Agora, o debate no Supremo Tribunal Federal sobre a possibilidade de relativizar essa garantia merece atenção de toda a sociedade. É evidente que ninguém pode utilizar o sigilo como instrumento para acobertar crimes. Mas transformar uma garantia constitucional em algo que dependa de interpretações posteriores sobre quando ela poderá ou não ser quebrada é abrir uma perigosa porta para a insegurança jurídica.
A pergunta é simples: se uma fonte procurar um jornalista para denunciar corrupção, abuso de autoridade ou qualquer outra irregularidade, terá ela a segurança de que sua identidade permanecerá protegida? Se a resposta for “depende”, o sigilo deixa de ser efetivamente uma garantia.
O risco não está apenas na decisão de hoje, mas no precedente que poderá ser criado para amanhã. Garantias constitucionais enfraquecidas por interpretações excessivamente amplas podem atingir justamente aqueles que mais precisam delas.
Responsabilizar quem pratica crime é uma coisa. Destruir a confiança necessária para que informações de interesse público cheguem à imprensa é outra, muito diferente.

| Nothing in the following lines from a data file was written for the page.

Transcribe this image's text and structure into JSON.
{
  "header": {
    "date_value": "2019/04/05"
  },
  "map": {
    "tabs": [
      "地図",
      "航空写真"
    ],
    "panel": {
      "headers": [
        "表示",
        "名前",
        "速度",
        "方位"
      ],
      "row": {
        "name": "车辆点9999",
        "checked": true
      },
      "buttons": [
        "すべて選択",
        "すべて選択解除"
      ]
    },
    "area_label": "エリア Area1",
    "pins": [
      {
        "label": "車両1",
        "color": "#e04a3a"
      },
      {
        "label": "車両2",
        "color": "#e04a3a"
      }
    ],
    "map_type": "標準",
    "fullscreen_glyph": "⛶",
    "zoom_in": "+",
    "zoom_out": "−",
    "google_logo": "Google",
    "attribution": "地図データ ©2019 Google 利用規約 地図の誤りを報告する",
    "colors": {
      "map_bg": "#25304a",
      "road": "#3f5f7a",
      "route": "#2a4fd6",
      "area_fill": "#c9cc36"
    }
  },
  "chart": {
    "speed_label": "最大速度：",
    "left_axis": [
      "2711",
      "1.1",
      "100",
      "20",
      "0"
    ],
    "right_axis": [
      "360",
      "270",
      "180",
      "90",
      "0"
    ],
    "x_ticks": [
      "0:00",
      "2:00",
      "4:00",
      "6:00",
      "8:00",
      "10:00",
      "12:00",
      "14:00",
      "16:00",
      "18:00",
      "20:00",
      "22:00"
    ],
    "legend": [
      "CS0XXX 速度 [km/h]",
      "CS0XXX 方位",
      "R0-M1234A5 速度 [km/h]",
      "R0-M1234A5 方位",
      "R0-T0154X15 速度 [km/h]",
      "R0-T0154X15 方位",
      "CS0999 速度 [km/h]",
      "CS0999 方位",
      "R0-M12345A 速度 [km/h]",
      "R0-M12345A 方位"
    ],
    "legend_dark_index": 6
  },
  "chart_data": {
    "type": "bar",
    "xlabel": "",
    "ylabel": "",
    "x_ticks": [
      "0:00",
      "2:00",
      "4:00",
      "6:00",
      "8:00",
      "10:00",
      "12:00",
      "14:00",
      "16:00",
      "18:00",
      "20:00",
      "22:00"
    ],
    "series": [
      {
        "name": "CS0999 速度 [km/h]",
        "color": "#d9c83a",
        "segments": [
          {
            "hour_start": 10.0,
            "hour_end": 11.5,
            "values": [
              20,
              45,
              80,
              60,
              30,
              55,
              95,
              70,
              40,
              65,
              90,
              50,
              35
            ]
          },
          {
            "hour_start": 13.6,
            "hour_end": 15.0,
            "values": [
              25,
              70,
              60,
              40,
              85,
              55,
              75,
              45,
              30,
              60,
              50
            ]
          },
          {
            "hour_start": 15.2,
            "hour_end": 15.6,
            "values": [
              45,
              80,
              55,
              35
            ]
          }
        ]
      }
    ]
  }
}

O STF deve ter prudência. Ao interpretar a Constituição, não está apenas decidindo um processo: está definindo os limites das garantias de milhões de brasileiros.
Sigilo da fonte não significa impunidade. Significa liberdade de imprensa, direito à informação e segurança jurídica. Quando uma garantia constitucional passa a ser tratada como exceção, toda a sociedade perde.